Statement by IMF Staff Mission to Indonesia
Press Release No. 07/97
May 15, 2007
Mr. Stephen Schwartz, Senior Resident Representative of the International Monetary Fund (IMF) in Indonesia, made the following statement today in Jakarta:

"An IMF mission led by Mr. Milan Zavadjil, Assistant Director in the Asia and Pacific Department, is completing a visit to Jakarta today for the 2007 Article IV Consultation discussions.1 The team exchanged views with the government on the economic outlook, policies to improve banking intermediation, and progress in ongoing structural reforms. Based on these discussions, the team will prepare a staff report, scheduled to be presented to the IMF's Executive Board in mid-July.

"Since the last Article IV Consultation a year ago, economic growth in Indonesia has built momentum, inflation has moderated, and the external position has strengthened. These developments are the result of strong economic management and a continued favorable external environment. While macroeconomic conditions have improved, however, poverty and unemployment remain high. Appropriately, the government has been focusing on removing structural constraints in order to accelerate growth and address these issues.

"After a slowdown during the first half of 2006, the economy has regained momentum, with growth estimated at about 6 percent (year-on-year) in the past three quarters. The mission expects this pace to be broadly maintained for the remainder of 2007. Lower interest rates and support from government spending should help investment growth to pick up, and private consumption should recover as well. With price pressures reasonably well contained, the mission expects inflation to remain in the 6-6 percent range during the remainder of the year, within the government's inflation target of 5-7 percent. Downside risks to the outlook stem from the possibility of lower-than-expected global growth, volatile commodity prices, and a tightening of global liquidity conditions. Notwithstanding these risks, given improved fundamentals and rising foreign exchange reserves to around US$50 billion at present, the economy is increasingly well-positioned to weather such shocks.

"The mission supports Bank Indonesia's recent easing of interest rates, in line with the improving inflation outlook. Given the typical lags in monetary transmission and with inflation still high by regional standards, the focus of monetary policy going forward should be on reducing inflation further in 2008. At the same time, the recent appreciation of the rupiah should help contain inflation, and if it persists, could leave open the possibility for some further interest rate cuts in the future.

"The mission also supports the government's intention for a modest increase in the fiscal deficit targets in 2007 and 2008. Deficits in the range of 1.6-1.8 percent of GDP for these years should be financeable and would provide room for pressing social and infrastructure spending, while also keeping the debt-to-GDP ratio on a downward path.

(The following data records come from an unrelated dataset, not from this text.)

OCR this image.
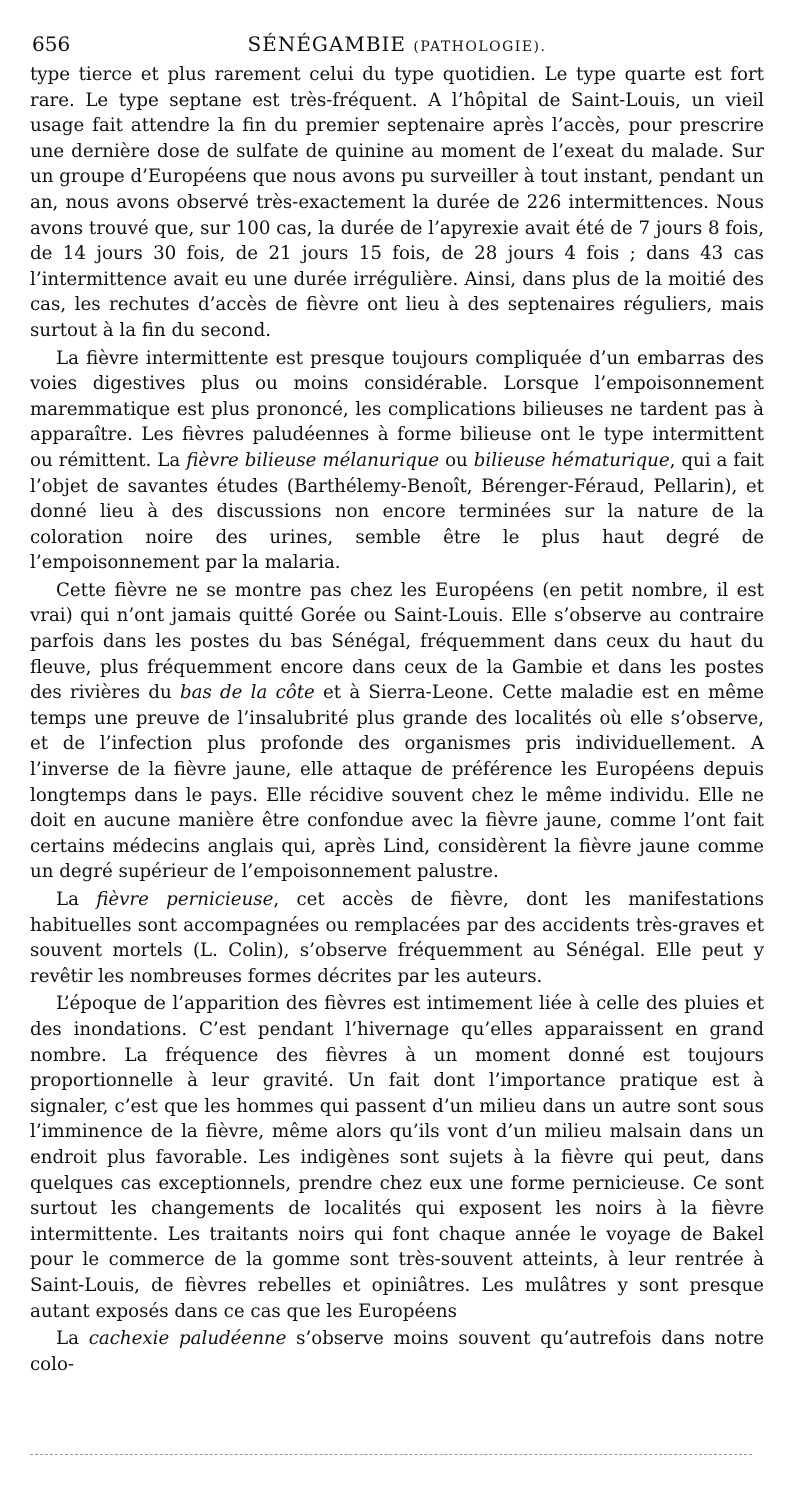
656	SÉNÉGAMBIE (PATHOLOGIE).

type tierce et plus rarement celui du type quotidien. Le type quarte est fort rare. Le type septane est très-fréquent. A l’hôpital de Saint-Louis, un vieil usage fait attendre la fin du premier septenaire après l’accès, pour prescrire une dernière dose de sulfate de quinine au moment de l’exeat du malade. Sur un groupe d’Européens que nous avons pu surveiller à tout instant, pendant un an, nous avons observé très-exactement la durée de 226 intermittences. Nous avons trouvé que, sur 100 cas, la durée de l’apyrexie avait été de 7 jours 8 fois, de 14 jours 30 fois, de 21 jours 15 fois, de 28 jours 4 fois ; dans 43 cas l’intermittence avait eu une durée irrégulière. Ainsi, dans plus de la moitié des cas, les rechutes d’accès de fièvre ont lieu à des septenaires réguliers, mais surtout à la fin du second.

La fièvre intermittente est presque toujours compliquée d’un embarras des voies digestives plus ou moins considérable. Lorsque l’empoisonnement maremmatique est plus prononcé, les complications bilieuses ne tardent pas à apparaître. Les fièvres paludéennes à forme bilieuse ont le type intermittent ou rémittent. La fièvre bilieuse mélanurique ou bilieuse hématurique, qui a fait l’objet de savantes études (Barthélemy-Benoît, Bérenger-Féraud, Pellarin), et donné lieu à des discussions non encore terminées sur la nature de la coloration noire des urines, semble être le plus haut degré de l’empoisonnement par la malaria.

Cette fièvre ne se montre pas chez les Européens (en petit nombre, il est vrai) qui n’ont jamais quitté Gorée ou Saint-Louis. Elle s’observe au contraire parfois dans les postes du bas Sénégal, fréquemment dans ceux du haut du fleuve, plus fréquemment encore dans ceux de la Gambie et dans les postes des rivières du bas de la côte et à Sierra-Leone. Cette maladie est en même temps une preuve de l’insalubrité plus grande des localités où elle s’observe, et de l’infection plus profonde des organismes pris individuellement. A l’inverse de la fièvre jaune, elle attaque de préférence les Européens depuis longtemps dans le pays. Elle récidive souvent chez le même individu. Elle ne doit en aucune manière être confondue avec la fièvre jaune, comme l’ont fait certains médecins anglais qui, après Lind, considèrent la fièvre jaune comme un degré supérieur de l’empoisonnement palustre.

La fièvre pernicieuse, cet accès de fièvre, dont les manifestations habituelles sont accompagnées ou remplacées par des accidents très-graves et souvent mortels (L. Colin), s’observe fréquemment au Sénégal. Elle peut y revêtir les nombreuses formes décrites par les auteurs.

L’époque de l’apparition des fièvres est intimement liée à celle des pluies et des inondations. C’est pendant l’hivernage qu’elles apparaissent en grand nombre. La fréquence des fièvres à un moment donné est toujours proportionnelle à leur gravité. Un fait dont l’importance pratique est à signaler, c’est que les hommes qui passent d’un milieu dans un autre sont sous l’imminence de la fièvre, même alors qu’ils vont d’un milieu malsain dans un endroit plus favorable. Les indigènes sont sujets à la fièvre qui peut, dans quelques cas exceptionnels, prendre chez eux une forme pernicieuse. Ce sont surtout les changements de localités qui exposent les noirs à la fièvre intermittente. Les traitants noirs qui font chaque année le voyage de Bakel pour le commerce de la gomme sont très-souvent atteints, à leur rentrée à Saint-Louis, de fièvres rebelles et opiniâtres. Les mulâtres y sont presque autant exposés dans ce cas que les Européens

La cachexie paludéenne s’observe moins souvent qu’autrefois dans notre colo-
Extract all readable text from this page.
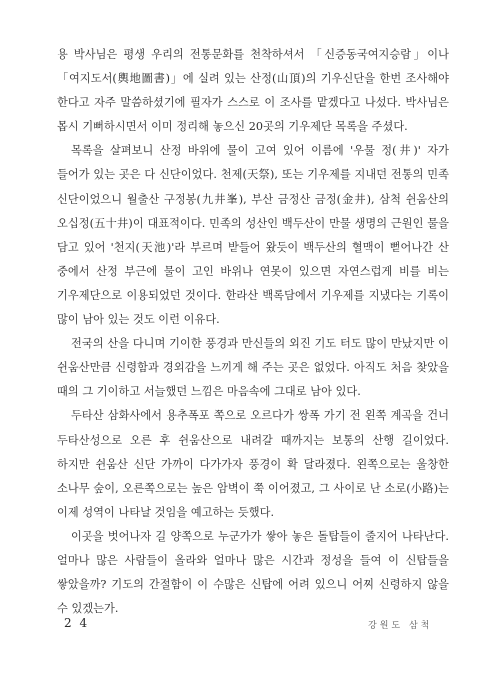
용 박사님은 평생 우리의 전통문화를 천착하셔서 「신증동국여지승람」이나 「여지도서(輿地圖書)」에 실려 있는 산정(山頂)의 기우신단을 한번 조사해야 한다고 자주 말씀하셨기에 필자가 스스로 이 조사를 맡겠다고 나섰다. 박사님은 몹시 기뻐하시면서 이미 정리해 놓으신 20곳의 기우제단 목록을 주셨다.

목록을 살펴보니 산정 바위에 물이 고여 있어 이름에 '우물 정(井)' 자가 들어가 있는 곳은 다 신단이었다. 천제(天祭), 또는 기우제를 지내던 전통의 민족 신단이었으니 월출산 구정봉(九井峯), 부산 금정산 금정(金井), 삼척 쉰움산의 오십정(五十井)이 대표적이다. 민족의 성산인 백두산이 만물 생명의 근원인 물을 담고 있어 '천지(天池)'라 부르며 받들어 왔듯이 백두산의 혈맥이 뻗어나간 산 중에서 산정 부근에 물이 고인 바위나 연못이 있으면 자연스럽게 비를 비는 기우제단으로 이용되었던 것이다. 한라산 백록담에서 기우제를 지냈다는 기록이 많이 남아 있는 것도 이런 이유다.

전국의 산을 다니며 기이한 풍경과 만신들의 외진 기도 터도 많이 만났지만 이 쉰움산만큼 신령함과 경외감을 느끼게 해 주는 곳은 없었다. 아직도 처음 찾았을 때의 그 기이하고 서늘했던 느낌은 마음속에 그대로 남아 있다.

두타산 삼화사에서 용추폭포 쪽으로 오르다가 쌍폭 가기 전 왼쪽 계곡을 건너 두타산성으로 오른 후 쉰움산으로 내려갈 때까지는 보통의 산행 길이었다. 하지만 쉰움산 신단 가까이 다가가자 풍경이 확 달라졌다. 왼쪽으로는 울창한 소나무 숲이, 오른쪽으로는 높은 암벽이 쭉 이어졌고, 그 사이로 난 소로(小路)는 이제 성역이 나타날 것임을 예고하는 듯했다.

이곳을 벗어나자 길 양쪽으로 누군가가 쌓아 놓은 돌탑들이 줄지어 나타난다. 얼마나 많은 사람들이 올라와 얼마나 많은 시간과 정성을 들여 이 신탑들을 쌓았을까? 기도의 간절함이 이 수많은 신탑에 어려 있으니 어찌 신령하지 않을 수 있겠는가.

2 4	강원도 삼척
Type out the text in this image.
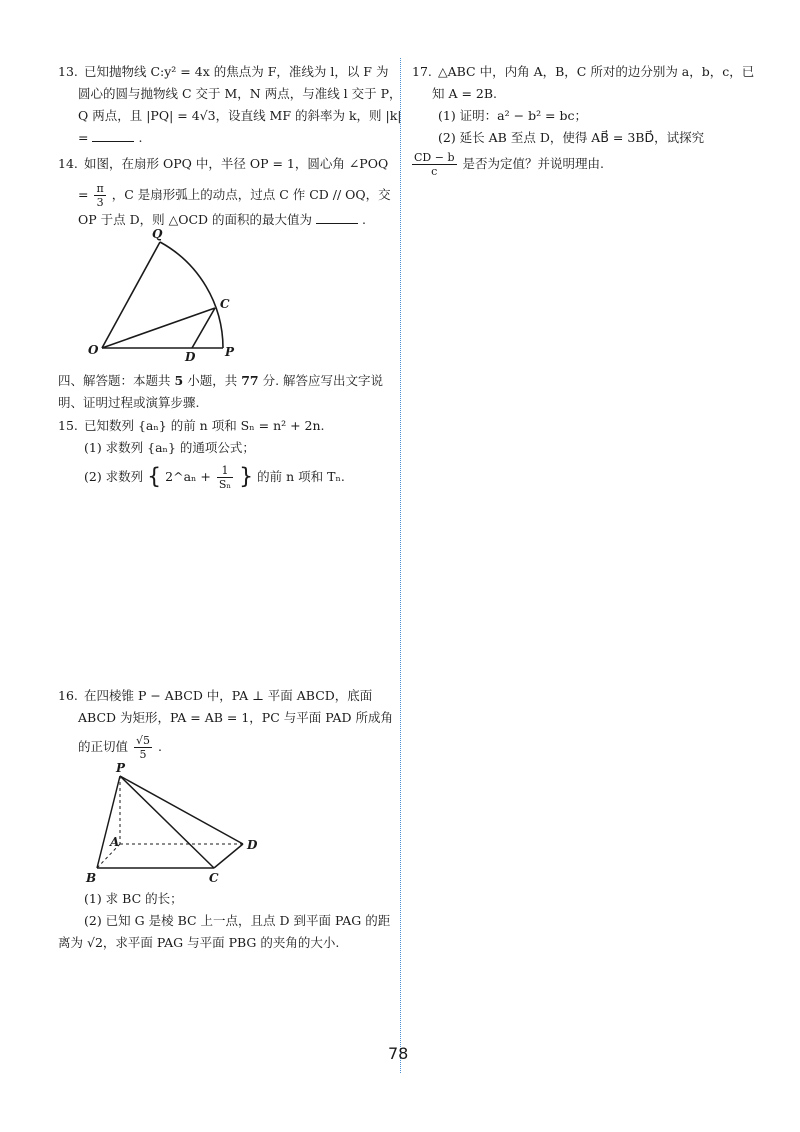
78
13. 已知抛物线 C:y² = 4x 的焦点为 F，准线为 l，以 F 为
圆心的圆与抛物线 C 交于 M，N 两点，与准线 l 交于 P，
Q 两点，且 |PQ| = 4√3，设直线 MF 的斜率为 k，则 |k|
=	.
14. 如图，在扇形 OPQ 中，半径 OP = 1，圆心角 ∠POQ
= $\frac{\pi}{3}$ ，C 是扇形弧上的动点，过点 C 作 CD // OQ，交
OP 于点 D，则 △OCD 的面积的最大值为	.
Q
C
O	D P
四、解答题：本题共 5 小题，共 77 分. 解答应写出文字说
明、证明过程或演算步骤.
15. 已知数列 {aₙ} 的前 n 项和 Sₙ = n² + 2n.
(1) 求数列 {aₙ} 的通项公式；
(2) 求数列 { 2^aₙ + $\frac{1}{\text{Sₙ}}$ } 的前 n 项和 Tₙ.
16. 在四棱锥 P − ABCD 中，PA ⊥ 平面 ABCD，底面
ABCD 为矩形，PA = AB = 1，PC 与平面 PAD 所成角
的正切值 $\frac{√5}{5}$ .
P
A
B	C
D
(1) 求 BC 的长；
(2) 已知 G 是棱 BC 上一点，且点 D 到平面 PAG 的距
离为 √2，求平面 PAG 与平面 PBG 的夹角的大小.
17. △ABC 中，内角 A，B，C 所对的边分别为 a，b，c，已
知 A = 2B.
(1) 证明：a² − b² = bc；
(2) 延长 AB 至点 D，使得 AB⃗ = 3BD⃗，试探究
$\frac{CD - b}{c}$ 是否为定值？并说明理由.
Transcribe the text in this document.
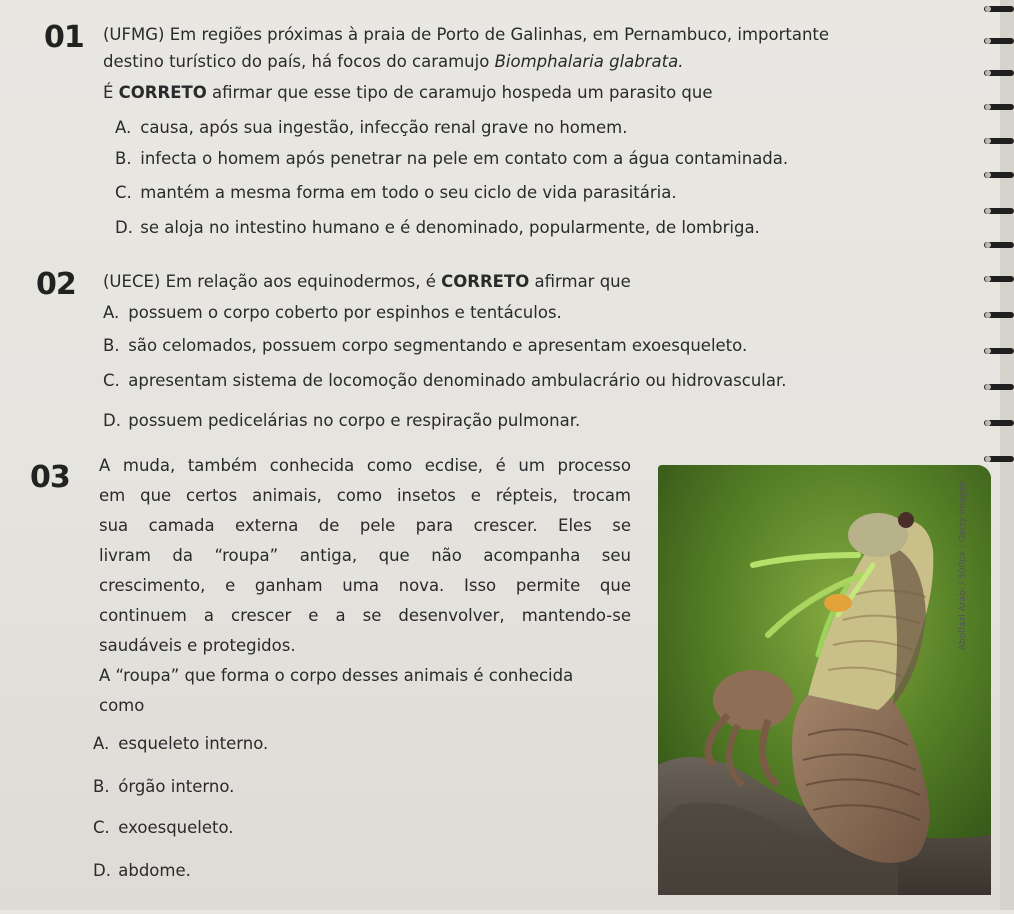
01 (UFMG) Em regiões próximas à praia de Porto de Galinhas, em Pernambuco, importante
destino turístico do país, há focos do caramujo Biomphalaria glabrata.
É CORRETO afirmar que esse tipo de caramujo hospeda um parasito que
A. causa, após sua ingestão, infecção renal grave no homem.
B. infecta o homem após penetrar na pele em contato com a água contaminada.
C. mantém a mesma forma em todo o seu ciclo de vida parasitária.
D. se aloja no intestino humano e é denominado, popularmente, de lombriga.
02 (UECE) Em relação aos equinodermos, é CORRETO afirmar que
A. possuem o corpo coberto por espinhos e tentáculos.
B. são celomados, possuem corpo segmentando e apresentam exoesqueleto.
C. apresentam sistema de locomoção denominado ambulacrário ou hidrovascular.
D. possuem pedicelárias no corpo e respiração pulmonar.
03 A muda, também conhecida como ecdise, é um processo
em que certos animais, como insetos e répteis, trocam
sua camada externa de pele para crescer. Eles se
livram da “roupa” antiga, que não acompanha seu
crescimento, e ganham uma nova. Isso permite que
continuem a crescer e a se desenvolver, mantendo-se
saudáveis e protegidos.
A “roupa” que forma o corpo desses animais é conhecida
como
A. esqueleto interno.
B. órgão interno.
C. exoesqueleto.
D. abdome.
Abolfazl Arabi / 500px / Getty Images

"With lower interest rates and the pick-up in domestic demand, credit growth has been increasing in recent months. Nevertheless, banking intermediation remains constrained by weak credit quality of potential borrowers, problems in the legal system, and a lack of adequate financial products to promote long-term financing, particularly for infrastructure. The mission welcomes the government's intention to address many of these issues in a forthcoming package of financial sector reforms.

"As the government has recognized, stronger medium-term growth will require further progress in structural reforms to enhance infrastructure and improve the investment climate. The recent passage of the Investment Law is a welcome signal of the government's determination. The mission encourages the authorities to press ahead with important ongoing elements of the reform strategy, including efforts to improve tax administration, implement a more balanced framework for business-labor relations, and further strengthen the financial sector. In the mission's view, continued sound economic management, if accompanied by sustained follow-through in the reform agenda and improvements in infrastructure, could raise Indonesia's growth to at least 6 -7 percent over the coming years."


1 The "Article IV" mission is the regular annual visit by an IMF staff mission to member countries to hold discussions and gather information on economic policies.